The expression levels of inflammatory factors (IL‐6, TNF‐α) were measured by ELISA. As shown in Table 2, the expression levels of IL‐6 and TNF‐α were markedly elevated in patients with T2DM as compared with controls (P < .01). Furthermore, Pearson's correlation analysis was conducted to examine the correlation between circRNAs and inflammatory factors. As shown in Figure 3, has_circ_CCNB1 was positively correlated with IL‐6 and TNF‐α (r = .7419, P < .0001; r = .1964, P = .0112 respectively). However, has_circ_0009024 was negatively correlated with IL‐6 and TNF‐α (r = −.5628, P < .0001; r = −.1981, P = .0105, respectively).

Table 2.

Expressions of inflammatory cytokines in T2DM patients and healthy controls

Features Control T2DM P
IL‐6 6.25 ± 2.32 13.57 ± 3.86 <.0001
TNF‐α 11.24 ± 2.96 16.85 ± 3.91 <.0001

Abbreviations: T2DM, type 2 diabetes mellitus; IL‐6, interleukin 6; TNF‐α, tumor necrosis factor‐α.

Figure 3.

Figure 3

Correlation analysis between circRNAs and inflammatory factors. A, Pearson's coefficient correlation between has_circ_CCNB1 and IL‐6. B, Pearson's coefficient correlation between has_circ_CCNB1 and TNF‐α. C, Pearson's coefficient correlation between has_circ_0009024 and IL‐6. D, Pearson's coefficient correlation between has_circ_0009024 and TNF‐α. IL‐6, interleukin 6; TNF‐α, tumor necrosis factor‐α

8. ROC CURVE ANALYSIS OF has_circ_CCNB1 AND has_circ_0009024 WITH DIFFERENT EXPRESSIONS

In order to detect the diagnostic values of has_circ_CCNB1 and has_circ_0009024 for T2DM, ROC curve analysis was carried out accordingly (Figure 4). The results demonstrated the AUC of has_circ_CCNB1 and has_circ_0009024 were 0.9255 (95% CI = 0.8909‐0.9601) and 0.9592 (95% CI = 0.9381‐0.9803), respectively. Moreover, the combinative ROC curve result was 0.8875 (95% CI = 0.8204‐0.9547).

Figure 4.

Figure 4

Receiver‐operating characteristic (ROC) curves for detecting T2DM from controls. A, has_circ_CCNB1. B, has_circ_0009024. C, Combinative ROC curve. ROC, receiver operating characteristic

9. DISCUSSION

As elucidated in previous studies, a variety of circRNAs are being identified as potential noninvasive, rapid, sensitive, and specific biomarkers for different diseases providing novel prognostic or diagnostic measures. For instance, circFARSA is abundant in lung cancer cell and may function as a potential noninvasive biomarker in lung cancer. 10 Another study proposed that circRNA Cdr1as was elevated in cholangiocarcinoma tissues serving as a potential vicious molecular biomarker to predict the worse prognosis for cholangiocarcinoma patients. 11 Several circRNAs are reported to be involved in regulating T2DM processes, and however, their diagnostic values remain to be further verified. Moreover, a number of circRNAs participated in regulating metabolic diseases, such as osteoporosis and diabetes mellitus. 12 , 13 A previous study pointed out that has_circ_CCNB1 was significantly elevated while has_circ_0009024 was down‐regulated in T2DM patients, 13 which was consistent with our results.

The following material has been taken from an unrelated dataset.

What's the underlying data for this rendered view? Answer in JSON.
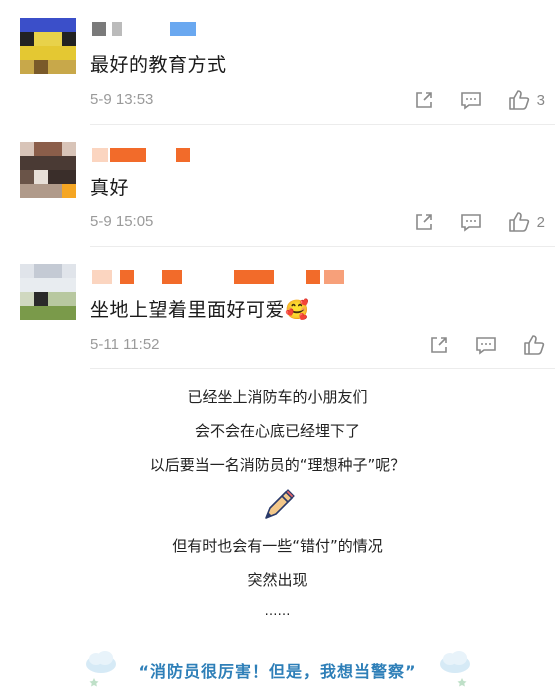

The triggering mechanisms of the inflammation in T2DM have been reported recently. As known, inflammatory response may trigger insulin resistance which likely contribute to T2DM occurrence and lead to complex long‐term complications. 14 Another study reported that adipose tissues inflammation is associated with insulin resistance and serve as key factor in the development of T2DM. 15 In our study, we examined two typical inflammatory cytokines IL‐6 and TNF‐α as indicators. IL‐6 is a multifunctional cytokines which has been found to be promising biomarker for T2DM. 16 Moreover, elevated expression of IL‐6 was considered to be related to development of T2DM and insulin resistance. 17 TNF‐α, an adipocytokine, which has been implicated in the development of insulin resistance, was considered to predict T2DM development as well. 18 Another report also proposed that elevated expressions of IL‐6 and TNF‐α were associated with T2DM, functioning as potential biomarkers for T2DM. 19 The results elucidated that has_circ_CCNB1 was positively correlated whereas has_circ_0009024 was negatively correlated with IL‐6 and TNF‐α, which contribute to confirming the accuracy of has_circ_CCNB1 and has_circ_0009024 in the diagnosis of T2DM. GLU and GHb are golden criteria for detecting diabetes mellitus from healthy controls. A previous report suggested that a threshold of GHb ≥ 43 mmol/mol in combination with an GLU ≥ 7.0 mmol/L produce a satisfactory sensitivity and specificity for diagnosis of T2DM. 20 Hence, increased levels of GLU and GHb may identify T2DM patients from healthy controls. In the present study, the expression of has_circ_CCNB1 was positively correlated while has_circ_0009024 was negatively correlated with and GHb, indicating their potential capabilities in detecting T2MD. Moreover, the ROC analysis further demonstrated examining expressions of has_circ_CCNB1 and has_circ_0009024 is an accurate measure to distinguish T2MD.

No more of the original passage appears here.